When I finally landed in Germany, I would often ride past and through nearby British air bases on training rides. Any time the IRA attacked somewhere, the bases would be buttoned down and soldiers in camouflage would prevent me from taking my favorite route along Queens Avenue on the Joint Headquarters Rheindahlen base. It was always a strange sensation to cycle in Lycra shorts and vintage wool jerseys past soldiers hunkered in sub-terranean pillboxes with loaded machine guns.
They never waved back.
Terror close to home
My memory has convinced me I even heard an IRA carbomb explode at Rheindahlen in 1987. My guest parents played down the nearby attack by saying no one was killed but the bomb actually injured 30, mostly Germans. It must have been a bigger deal than I remember.

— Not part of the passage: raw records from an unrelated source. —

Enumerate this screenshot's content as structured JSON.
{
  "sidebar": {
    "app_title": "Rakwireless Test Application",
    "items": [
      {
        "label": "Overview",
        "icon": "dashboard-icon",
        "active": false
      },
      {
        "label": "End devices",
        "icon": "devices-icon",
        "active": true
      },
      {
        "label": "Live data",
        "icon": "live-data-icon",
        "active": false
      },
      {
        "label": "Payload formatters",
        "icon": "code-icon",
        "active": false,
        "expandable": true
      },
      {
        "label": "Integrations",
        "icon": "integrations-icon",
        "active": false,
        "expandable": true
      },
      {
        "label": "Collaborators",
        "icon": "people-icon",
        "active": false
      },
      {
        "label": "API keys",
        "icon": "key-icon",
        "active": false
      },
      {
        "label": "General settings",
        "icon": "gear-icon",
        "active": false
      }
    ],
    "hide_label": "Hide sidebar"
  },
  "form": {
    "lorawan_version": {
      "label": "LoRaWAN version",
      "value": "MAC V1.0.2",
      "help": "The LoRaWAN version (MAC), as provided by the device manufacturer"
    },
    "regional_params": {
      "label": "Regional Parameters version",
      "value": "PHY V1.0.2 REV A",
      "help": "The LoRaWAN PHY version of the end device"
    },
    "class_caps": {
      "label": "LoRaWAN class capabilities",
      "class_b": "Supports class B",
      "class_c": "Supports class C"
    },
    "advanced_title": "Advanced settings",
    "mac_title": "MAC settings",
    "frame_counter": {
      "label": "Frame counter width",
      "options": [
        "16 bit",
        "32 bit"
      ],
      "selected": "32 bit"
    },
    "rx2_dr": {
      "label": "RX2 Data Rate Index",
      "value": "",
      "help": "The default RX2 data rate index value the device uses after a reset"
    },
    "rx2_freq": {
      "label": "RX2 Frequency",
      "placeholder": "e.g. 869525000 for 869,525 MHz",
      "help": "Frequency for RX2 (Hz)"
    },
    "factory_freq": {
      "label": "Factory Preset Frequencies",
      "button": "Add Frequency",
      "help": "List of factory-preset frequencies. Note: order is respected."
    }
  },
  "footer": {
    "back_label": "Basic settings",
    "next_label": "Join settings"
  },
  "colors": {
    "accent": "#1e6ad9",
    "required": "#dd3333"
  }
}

And then I learned about the RAF, the Rote Armee Faktion (Red Army Faction), a left-wing terrorist organization in Germany. In 1977, the RAF orchestrated a number of attacks that included the murder of CEO of Dresdner Bank (Jürgen Ponto), the kidnapping and murder of the head of the German Employer’s Association (Hans-Martin Schleyer) and the hijacking of a Lufthansa plane.
Although there was (and is) massive debate about the RAF, if you lived in Germany at the time it must have been at least unsettling. It never seemed to end. And every time I read something new about that time period, known as German Autumn, I get much the same feeling I got last Friday as attack after attack hit Germany.
Will it ever end? History says no, but it also shows me that life goes on and statistics proves the attacks, both then and now, are anomalies.
And that’s not anywhere near a complete list – they’re just the ones that colored my German experience.
The one I was surprised I’d never learned about was Gundolf Köhler’s 1980 attack on Oktoberfest. As famous as Oktoberfest is, I was amazed I’d never heard of it until I’d lived in Germany for nearly a decade – he killed 13 people (including himself) and wounded 211 with a home-made pipe bomb. He’s suspected of being a right-wing extremist.
I don’t want to downplay the recent attacks nor their impact, I just needed some perspective for me (especially since my family is in Germany at the moment). And I thought I could share it. Statistics show terror attacks have actually decreased.
Even if it feels like Germany – and Europe – is coming apart.